Openly gay Rep. Jared Polis (D-CO) was honored by the Los Angeles-based Stonewall Democratic Club on Sunday. Before he accepted his Elected Official of the Year Award and left to visit his family in the San Diego area, I got a chance to ask him a few questions about the Employment Non-Discrimination Act, Don’t Ask, Don’t Tell and the fixes to the healthcare reform bill.
Polis said that an inclusive ENDA is expected to come up for a vote on the House floor in the next few weeks where it will pass by a substantial margin. The problem, he said, is the US Senate. He also said he expects President Obama will use the bully pulpit to bring ENDA to his desk.
(I’ll have more from the Stonewall Democratic Club event later – including Clever Jones’ fiery speech and ally Christine Pelosi’s optimism.)
KO: Where are we on ENDA?
JP: We have the votes to pass ENDA in the House and we hope to bring it before the committee I serve on – the Education Labor Committee – within the month – by the end of April. And then, once it passes the committee, it shouldn’t take more than a couple of weeks – a week or two – to schedule it for the floor. It’s just a scheduling matter.
We think we would have passed it by now if it wasn’t for healthcare taking up much of the workload of our committee.

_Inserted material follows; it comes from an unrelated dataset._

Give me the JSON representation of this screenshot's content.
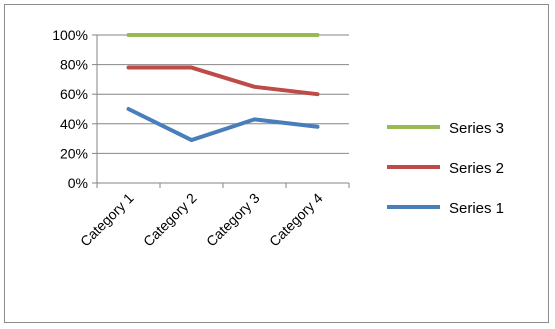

I don’t know about the Senate – but in the House, we expect to pass out substantially. It has substantial support. The Senate requires 60 votes so it’s a matter of getting some Republican moderates to support it.
KO: Will Obama use bully pulpit and will you nudge him along on ENDA?
JP: I think President Obama played a constructive role in helping bring hate crimes to his desk and I think he’ll play a similar role in helping to get ENDA to his desk.
KO: What are the talking points to pass ENDA?
JP: In terms of tying it into a jobs message – it’s certainly about security about jobs, about a society that’s free from discrimination. Of course, many states already have inclusive ENDA. California has an inclusive ENDA, I believe and so does Colorado, by the way – my state. So it won’t make a difference, per se, in those states. But in areas of the country where gays and lesbians face the most discrimination, it will make a big difference.
KO: What About Don’t Ask, Don’t Tell?
JP: I certainly advocate repealing it as soon as possible. There’s many other people in the House who feel that way. We’re up to close to 190 co-sponsors of Patrick Murphy’s bill to repeal Don’t Ask, Don’t Tell. I think the sooner we repeal it the better. It’s the military’s position that they want to complete the study first.
KO: You don’t think we need the study?
JP: No, of course not. It’s been studied and it’s an obvious and easy call to make: we should have ended this policy years ago.